Siapa orang yang merupakan sel tidur? Mereka adalah penduduk setempat. Mayoritas pejuang Negara Islam di Irak dan Suriah, pada kenyataannya, adalah warga Irak dan Suriah - bukan fanatik agama dari negara lain, bertentangan dengan stereotip yang dipegang oleh banyak orang Barat.
Najmaldin Karim, Gubernur Provinsi Kirkuk dari 2011 hingga 2017 — di sepanjang keseluruhan pertarungan formal melawan Negara Islam — menjelaskan kepada Kurdistan 24 bahwa organisasi teroris di Kirkuk terdiri dari orang-orang lokal.
Menggunakan Hawija sebagai contoh, Karim menjelaskan, "Apa yang disebut pembebasan Hawija, pada dasarnya adalah orang-orang ini mencukur, melemparkan dishdasha, melemparkan barang-barang mereka, pergi ke rumah mereka, dan sekarang mereka diaktifkan kembali dan aktif kembali."
Demikian pula, Aziz Ahmad, seorang asisten Kanselir Barzani tentang KRSC, yang dijelaskan awal tahun ini, dalam The New York Review of Books, intinya Negara Islam tetap ada dan akan bangkit kembali.
Namun orang Amerika begitu terpesona - dan jijik - oleh orang-orang seperti Abu Bakar al-Baghdadi, atau Osama bin Ladin, atau Abu Musab al-Zarqawi, mereka sering tampak tidak mampu melihat hal lain selain fanatisme agama dalam kelompok-kelompok teroris ini.
Washington Post baru-baru ini menerbitkan statistik tentang fasilitas SDF yang menampung wanita dan anak-anak yang terkait dengan Negara Islam: kamp al-Hol.

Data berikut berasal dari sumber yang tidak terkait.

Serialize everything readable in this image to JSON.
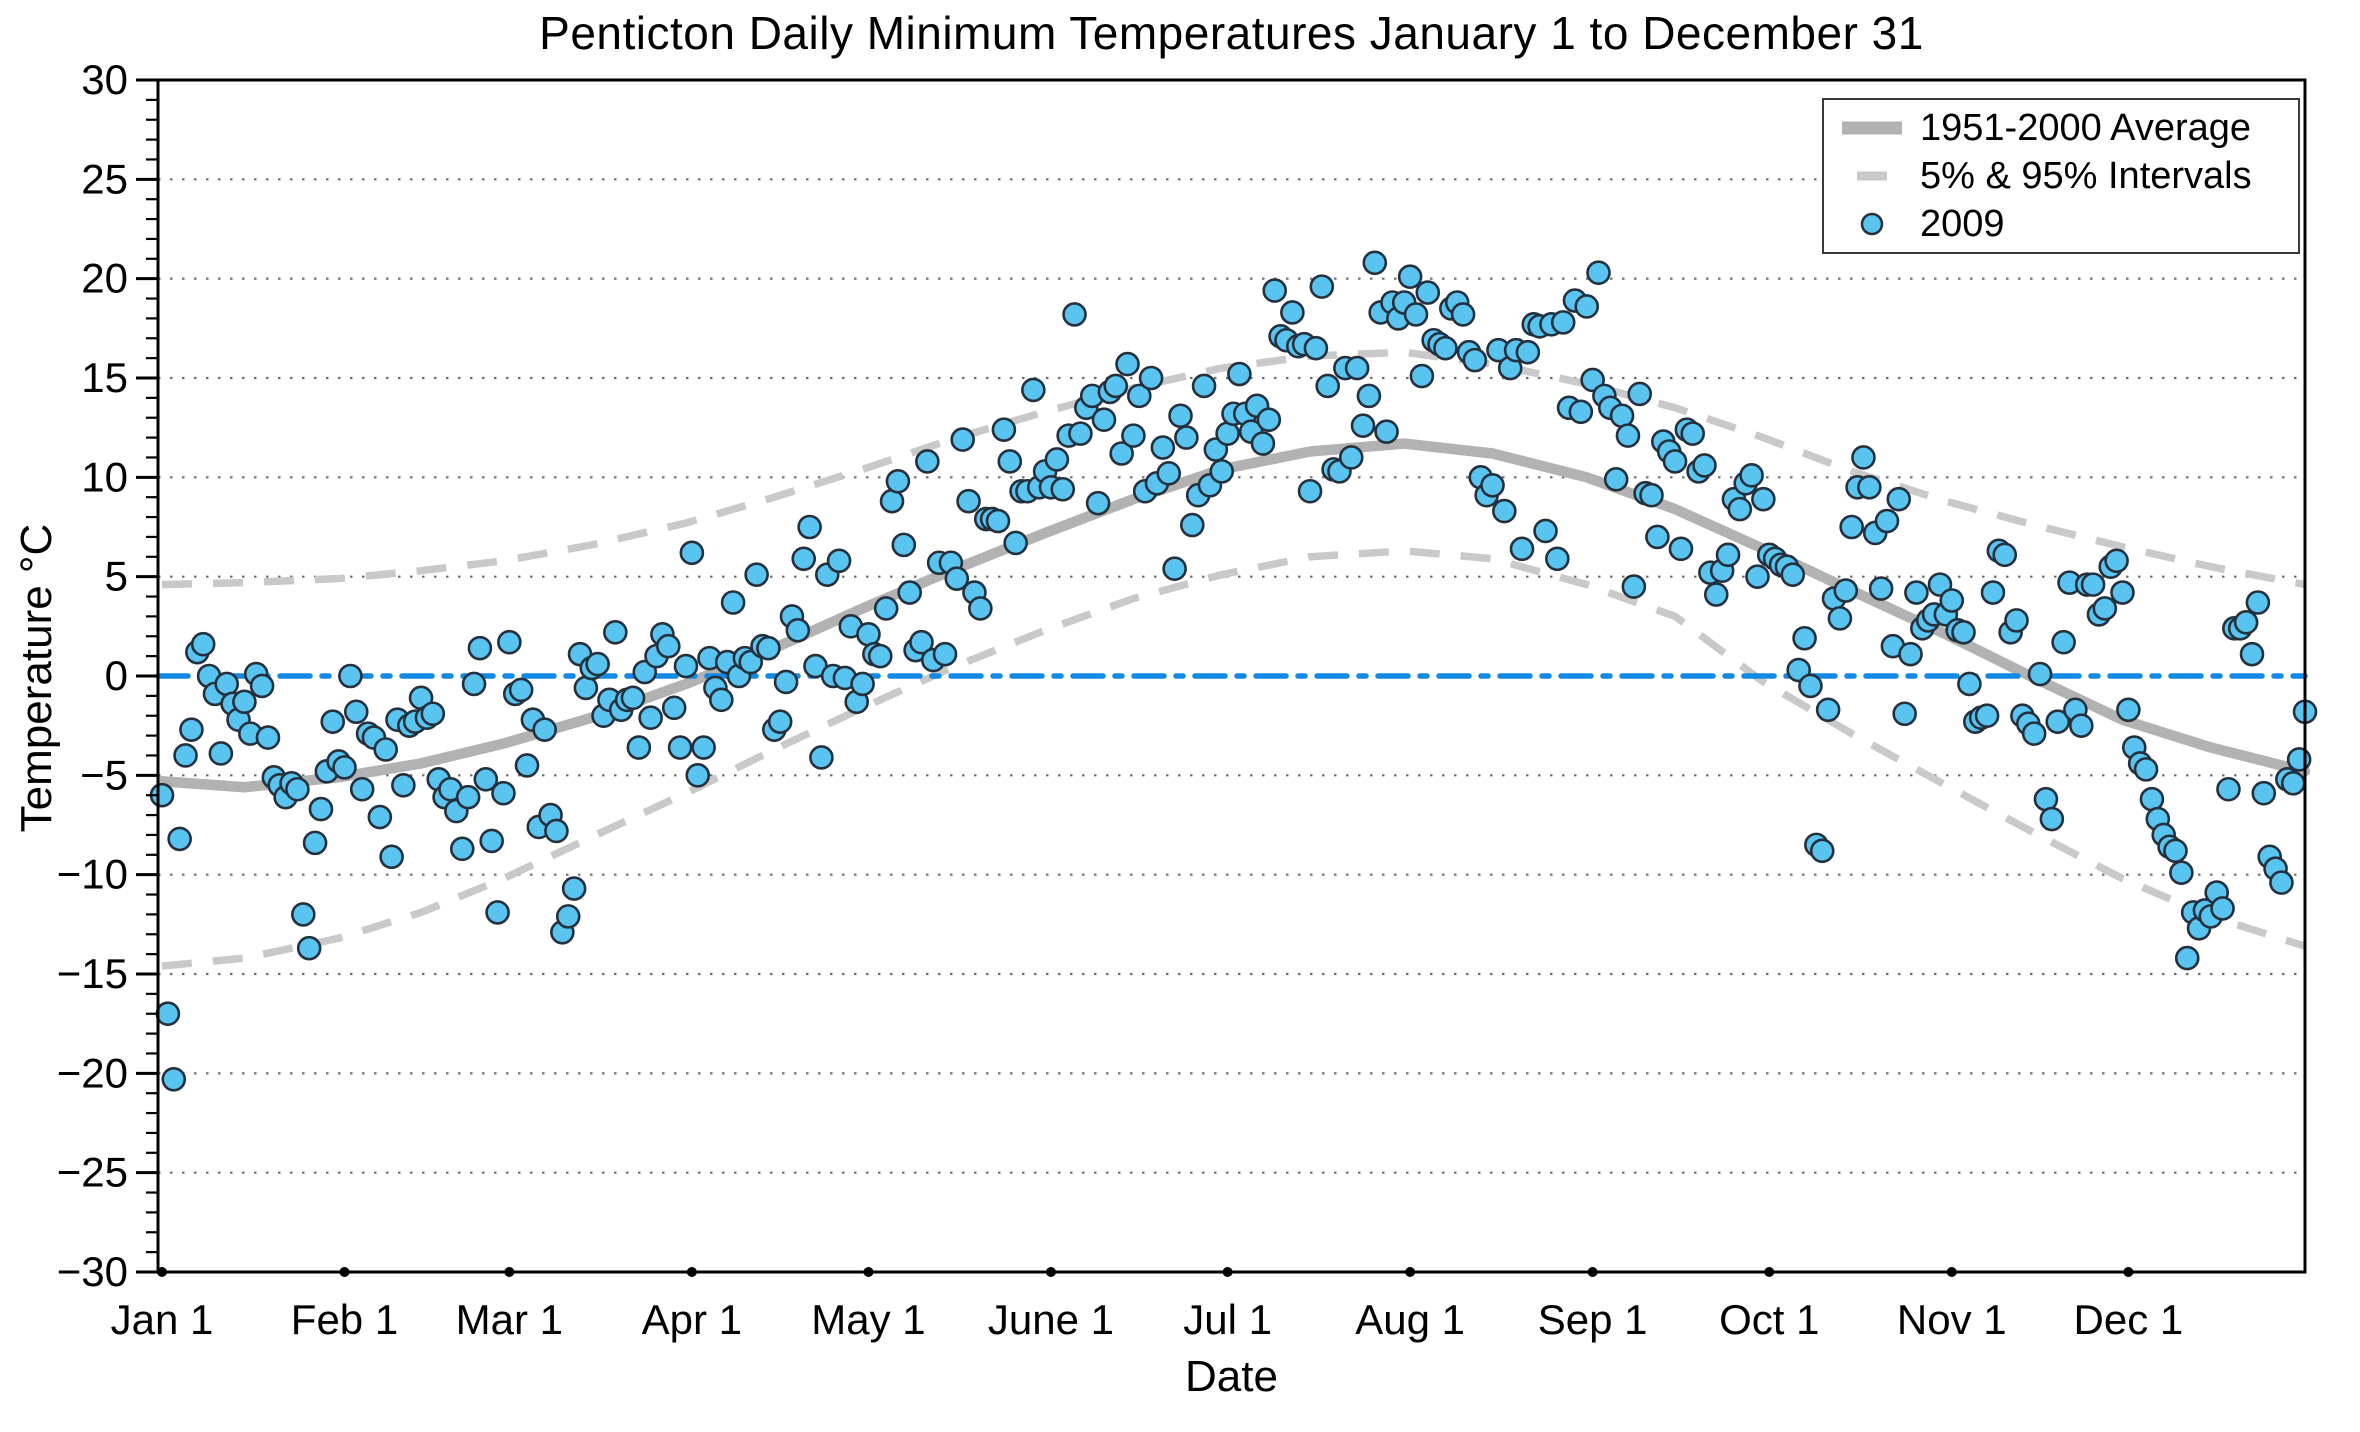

Angka-angka itu berlaku pada 1 April dan berasal dari Administrasi Otonomi Suriah Utara dan Timur dan Kantor PBB untuk Koordinasi Urusan Kemanusiaan.
Mayoritas individu di kamp al-Hol adalah Suriah — 43 persen — dan Irak — 42 persen. 15 persen sisanya berasal dari tempat lain, bahkan mereka mewakili elemen paling religius yang ekstrem dalam fasilitas tersebut.
Memikirkan musuh sebagai sekelompok fanatik mungkin memuaskan bagi orang Amerika dan orang Barat lainnya. Lagipula, bukankah kita jauh lebih baik dari mereka? Lebih unggul dari mereka? Tapi itu menyesatkan, dan mungkin, pada kenyataannya, membantu menjelaskan, mengapa delapan belas tahun kemudian, kita tidak dapat mengalahkan musuh ini dan masih harus mengambil risiko darah dan harta dalam upaya melakukannya.